Car même si les Sages ont estimé que « l'abrogation immédiate des dispositions déclarées inconstitutionnelles entraînerait des conséquences manifestement excessives » et qu’il y avait donc lieu « de reporter au 1erseptembre 2023 la date de leur abrogation », ils ont aussi précisé que « les mesures prises avant la publication de la présente décision ne peuvent être contestées sur le fondement de cette inconstitutionnalité. » Ce dernier point permet aux défenseurs de souligner que rien n’est dit sur les mesures prises entre la publication de la décision et la modification de l’article. Ils sont engouffrés dans ce flou pour argumenter que, même si l’abrogation de l’article 60 du Code des douanes était différée au 1er septembre 2023, sa déclaration d’inconstitutionnalité ne s’imposait pas moins aux juridictions.

Me Romdane souligne par ailleurs que cet article serait aussi inconventionnel en ce qu’il violerait l’article 8 de la Convention européenne des droits de l’homme qui érige notamment le droit à la vie privée en droit fondamental.

Me Benkoussa reconnait qu’il peut y avoir matière à débat juridique, mais toujours est-il que les arguments des deux avocats ont été entendus par le tribunal correctionnel de Reims, qui a ordonné la remise en liberté immédiate des deux prévenus, sans aucune forme de contrôle ou d’interdiction de sortie du territoire. Bien évidemment, faut-il le préciser, sans la drogue, car saisie illégale ou pas, la cocaïne n’en est pas moins un produit prohibé.
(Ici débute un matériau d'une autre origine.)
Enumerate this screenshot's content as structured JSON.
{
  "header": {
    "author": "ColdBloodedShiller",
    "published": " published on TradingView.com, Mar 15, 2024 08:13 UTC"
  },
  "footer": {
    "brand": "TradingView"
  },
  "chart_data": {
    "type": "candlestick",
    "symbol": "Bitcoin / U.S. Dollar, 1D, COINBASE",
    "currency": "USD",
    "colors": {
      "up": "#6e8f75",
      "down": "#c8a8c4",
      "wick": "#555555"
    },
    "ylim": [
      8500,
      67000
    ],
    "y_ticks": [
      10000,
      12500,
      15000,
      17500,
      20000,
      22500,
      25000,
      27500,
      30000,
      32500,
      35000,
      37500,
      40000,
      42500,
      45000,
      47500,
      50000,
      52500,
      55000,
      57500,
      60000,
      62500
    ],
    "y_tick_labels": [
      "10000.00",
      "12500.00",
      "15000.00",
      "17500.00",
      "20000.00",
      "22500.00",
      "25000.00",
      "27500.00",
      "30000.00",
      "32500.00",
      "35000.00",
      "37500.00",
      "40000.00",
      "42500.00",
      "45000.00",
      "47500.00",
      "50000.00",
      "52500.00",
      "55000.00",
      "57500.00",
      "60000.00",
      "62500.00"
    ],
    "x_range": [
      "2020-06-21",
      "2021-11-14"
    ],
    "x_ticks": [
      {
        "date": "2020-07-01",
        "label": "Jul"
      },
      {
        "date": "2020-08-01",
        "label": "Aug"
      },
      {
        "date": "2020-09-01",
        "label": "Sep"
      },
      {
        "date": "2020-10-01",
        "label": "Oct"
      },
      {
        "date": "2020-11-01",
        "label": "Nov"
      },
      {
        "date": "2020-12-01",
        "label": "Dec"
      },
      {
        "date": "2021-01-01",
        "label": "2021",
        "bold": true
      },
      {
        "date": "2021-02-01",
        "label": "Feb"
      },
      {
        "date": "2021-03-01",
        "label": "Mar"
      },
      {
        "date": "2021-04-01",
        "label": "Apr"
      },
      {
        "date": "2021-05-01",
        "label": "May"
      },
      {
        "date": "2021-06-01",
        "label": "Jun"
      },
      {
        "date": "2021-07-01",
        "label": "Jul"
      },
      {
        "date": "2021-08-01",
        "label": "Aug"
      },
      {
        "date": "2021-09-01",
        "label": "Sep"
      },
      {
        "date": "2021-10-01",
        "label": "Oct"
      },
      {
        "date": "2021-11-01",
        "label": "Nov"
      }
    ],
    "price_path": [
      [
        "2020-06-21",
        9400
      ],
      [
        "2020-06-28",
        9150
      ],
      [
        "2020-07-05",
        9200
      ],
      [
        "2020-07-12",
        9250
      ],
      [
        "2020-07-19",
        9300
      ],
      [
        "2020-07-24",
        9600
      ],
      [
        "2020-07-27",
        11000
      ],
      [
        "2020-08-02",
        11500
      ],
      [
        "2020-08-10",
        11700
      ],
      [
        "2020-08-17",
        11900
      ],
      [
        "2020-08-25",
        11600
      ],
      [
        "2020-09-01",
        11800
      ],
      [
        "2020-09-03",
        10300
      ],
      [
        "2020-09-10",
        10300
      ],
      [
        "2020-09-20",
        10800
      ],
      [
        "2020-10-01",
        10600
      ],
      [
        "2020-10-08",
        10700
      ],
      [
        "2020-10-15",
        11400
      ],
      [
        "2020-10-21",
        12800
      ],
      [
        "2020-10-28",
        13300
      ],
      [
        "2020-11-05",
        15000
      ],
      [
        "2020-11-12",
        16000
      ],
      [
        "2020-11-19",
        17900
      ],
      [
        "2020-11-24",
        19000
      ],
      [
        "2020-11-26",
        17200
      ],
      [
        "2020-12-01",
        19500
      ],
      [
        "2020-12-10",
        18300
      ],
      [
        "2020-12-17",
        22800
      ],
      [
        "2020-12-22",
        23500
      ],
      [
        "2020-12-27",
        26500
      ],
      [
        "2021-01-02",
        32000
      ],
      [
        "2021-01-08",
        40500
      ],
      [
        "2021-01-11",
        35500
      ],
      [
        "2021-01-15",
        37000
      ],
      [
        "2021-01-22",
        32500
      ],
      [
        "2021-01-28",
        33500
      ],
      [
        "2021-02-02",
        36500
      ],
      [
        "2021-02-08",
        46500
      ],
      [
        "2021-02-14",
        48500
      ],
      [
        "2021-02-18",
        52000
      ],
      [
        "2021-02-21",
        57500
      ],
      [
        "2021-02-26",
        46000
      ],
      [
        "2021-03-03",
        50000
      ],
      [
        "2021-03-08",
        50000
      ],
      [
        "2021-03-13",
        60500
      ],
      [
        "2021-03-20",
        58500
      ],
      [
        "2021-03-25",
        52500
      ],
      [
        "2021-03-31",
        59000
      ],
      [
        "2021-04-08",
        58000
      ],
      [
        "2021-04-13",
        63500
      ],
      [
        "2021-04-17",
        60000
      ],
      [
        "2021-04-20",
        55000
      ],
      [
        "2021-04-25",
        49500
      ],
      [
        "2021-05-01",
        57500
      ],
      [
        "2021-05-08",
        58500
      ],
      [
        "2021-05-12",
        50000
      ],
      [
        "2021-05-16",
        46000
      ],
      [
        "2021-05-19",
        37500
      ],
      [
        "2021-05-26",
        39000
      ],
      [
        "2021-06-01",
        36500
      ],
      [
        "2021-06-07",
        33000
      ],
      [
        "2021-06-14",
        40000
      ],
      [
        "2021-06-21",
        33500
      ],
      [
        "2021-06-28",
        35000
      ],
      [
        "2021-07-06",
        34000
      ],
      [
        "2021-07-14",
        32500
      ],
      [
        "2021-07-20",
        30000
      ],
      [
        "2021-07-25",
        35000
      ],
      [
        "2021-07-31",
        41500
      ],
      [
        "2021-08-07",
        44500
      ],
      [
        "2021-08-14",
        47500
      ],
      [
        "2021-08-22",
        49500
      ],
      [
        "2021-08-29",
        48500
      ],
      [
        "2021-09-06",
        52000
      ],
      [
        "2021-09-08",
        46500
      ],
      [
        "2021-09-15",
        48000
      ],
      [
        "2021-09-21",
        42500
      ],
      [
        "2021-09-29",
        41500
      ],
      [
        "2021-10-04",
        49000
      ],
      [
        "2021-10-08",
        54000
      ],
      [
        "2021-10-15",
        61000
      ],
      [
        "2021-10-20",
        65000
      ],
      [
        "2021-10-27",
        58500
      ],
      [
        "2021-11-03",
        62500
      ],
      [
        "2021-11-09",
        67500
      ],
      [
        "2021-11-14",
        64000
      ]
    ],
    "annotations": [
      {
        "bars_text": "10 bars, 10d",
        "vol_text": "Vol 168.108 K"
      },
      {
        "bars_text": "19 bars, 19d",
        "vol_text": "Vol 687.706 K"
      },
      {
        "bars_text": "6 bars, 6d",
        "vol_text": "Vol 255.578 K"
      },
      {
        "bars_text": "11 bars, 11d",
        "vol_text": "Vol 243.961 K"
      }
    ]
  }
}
D’après les avocats, le parquet, que nous n’avons pas réussi à joindre, a décidé de faire appel de cette décision. Un appel de principe puisque, comme soulignent les douaniers, quelle qu’en soit l’issue, les chances de remettre la main si nécessaire sur les deux mis en cause sont extrêmement minces !
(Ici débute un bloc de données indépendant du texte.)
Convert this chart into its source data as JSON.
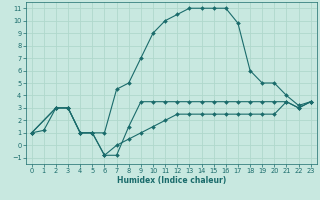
{
  "xlabel": "Humidex (Indice chaleur)",
  "bg_color": "#c8e8e0",
  "grid_color": "#b0d8cc",
  "line_color": "#1a6b6b",
  "xlim": [
    -0.5,
    23.5
  ],
  "ylim": [
    -1.5,
    11.5
  ],
  "xticks": [
    0,
    1,
    2,
    3,
    4,
    5,
    6,
    7,
    8,
    9,
    10,
    11,
    12,
    13,
    14,
    15,
    16,
    17,
    18,
    19,
    20,
    21,
    22,
    23
  ],
  "yticks": [
    -1,
    0,
    1,
    2,
    3,
    4,
    5,
    6,
    7,
    8,
    9,
    10,
    11
  ],
  "line1_x": [
    0,
    1,
    2,
    3,
    4,
    5,
    6,
    7,
    8,
    9,
    10,
    11,
    12,
    13,
    14,
    15,
    16,
    17,
    18,
    19,
    20,
    21,
    22,
    23
  ],
  "line1_y": [
    1,
    1.2,
    3,
    3,
    1,
    1,
    1,
    4.5,
    5,
    7,
    9,
    10,
    10.5,
    11,
    11,
    11,
    11,
    9.8,
    6,
    5,
    5,
    4,
    3.2,
    3.5
  ],
  "line2_x": [
    0,
    2,
    3,
    4,
    5,
    6,
    7,
    8,
    9,
    10,
    11,
    12,
    13,
    14,
    15,
    16,
    17,
    18,
    19,
    20,
    21,
    22,
    23
  ],
  "line2_y": [
    1,
    3,
    3,
    1,
    1,
    -0.8,
    -0.8,
    1.5,
    3.5,
    3.5,
    3.5,
    3.5,
    3.5,
    3.5,
    3.5,
    3.5,
    3.5,
    3.5,
    3.5,
    3.5,
    3.5,
    3,
    3.5
  ],
  "line3_x": [
    0,
    2,
    3,
    4,
    5,
    6,
    7,
    8,
    9,
    10,
    11,
    12,
    13,
    14,
    15,
    16,
    17,
    18,
    19,
    20,
    21,
    22,
    23
  ],
  "line3_y": [
    1,
    3,
    3,
    1,
    1,
    -0.8,
    0,
    0.5,
    1,
    1.5,
    2,
    2.5,
    2.5,
    2.5,
    2.5,
    2.5,
    2.5,
    2.5,
    2.5,
    2.5,
    3.5,
    3,
    3.5
  ],
  "marker_size": 2.0,
  "line_width": 0.8,
  "tick_fontsize": 4.8,
  "label_fontsize": 5.5
}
Si Me Benkoussa insiste sur le fait qu’il est important que les agents des douanes respectent scrupuleusement la loi, il n’en reconnait pas moins que le flou actuel est préoccupant dans la mesure où, si en l’espèce, il ne s’agissait que d’une saisie de cocaïne relativement modeste, le problème aurait été le même pour de beaucoup plus grosses quantités ou des armes…
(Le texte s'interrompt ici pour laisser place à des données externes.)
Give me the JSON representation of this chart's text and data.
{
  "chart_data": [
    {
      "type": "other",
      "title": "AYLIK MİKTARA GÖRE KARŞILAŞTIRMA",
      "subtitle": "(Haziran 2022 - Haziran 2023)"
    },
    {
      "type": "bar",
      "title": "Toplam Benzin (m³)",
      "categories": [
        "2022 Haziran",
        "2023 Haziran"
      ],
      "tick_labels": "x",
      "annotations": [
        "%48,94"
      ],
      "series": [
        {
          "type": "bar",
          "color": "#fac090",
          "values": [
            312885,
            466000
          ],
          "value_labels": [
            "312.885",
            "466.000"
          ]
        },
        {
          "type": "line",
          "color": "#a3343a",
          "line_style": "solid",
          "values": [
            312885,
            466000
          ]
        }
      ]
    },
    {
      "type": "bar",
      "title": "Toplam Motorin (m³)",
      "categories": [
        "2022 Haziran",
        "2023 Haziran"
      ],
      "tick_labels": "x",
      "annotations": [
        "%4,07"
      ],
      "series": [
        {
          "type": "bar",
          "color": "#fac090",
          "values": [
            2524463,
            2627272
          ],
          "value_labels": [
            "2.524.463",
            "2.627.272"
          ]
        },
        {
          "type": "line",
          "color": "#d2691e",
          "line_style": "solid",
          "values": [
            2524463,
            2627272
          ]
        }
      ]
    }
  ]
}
Les conséquences éventuellement désastreuses du vide laissé par la déclaration d'inconstitutionnalité de l’article 60 du Code des douanes n’a pas échappé à la sénatrice LR Catherine Dumas qui, dès le 6 octobre 2022, saisissait le gouvernement du problème par une question écrite dans laquelle elle rappelait que  « l'article 60 du Code des douanes constitue la colonne vertébrale des agents des douanes car il les autorise à procéder à la visite des marchandises, des moyens de transport et des personnes en vue de la recherche de fraudes douanières. » L’élue soulignait que la décision du Conseil constitutionnel impacterait « considérablement le quotidien des agents des douanes pour maintenir la sécurité et le maintien de l'ordre public » et que l’article 60 du Code des douanes « est essentiel pour assurer la sécurité de l'ensemble des citoyens sur le sol français et que l'une des missions de la douane est de lutter contre les trafics, la criminalité organisée et le financement du terrorisme ». Elle insistait aussi sur le fait que « la douane assure plus de 80 % des saisies de stupéfiants et 100 % des saisies de tabac » et que par ailleurs, « les fouilles permises par l'article 60 du Code des douanes a permis de lutter contre le terrorisme ces dernières années ».

Catherine Dumas concluait sa question écrite en demandant au gouvernement quelles étaient les pistes que ce dernier envisageait « pour redonner aux agents des douanes les pouvoirs indispensables au bon exercice de leurs fonctions ». 

L'assistant de Catherine Dumas nous affirme que la sénatrice n'a, à ce jour, pas reçu de réponse à sa question écrite.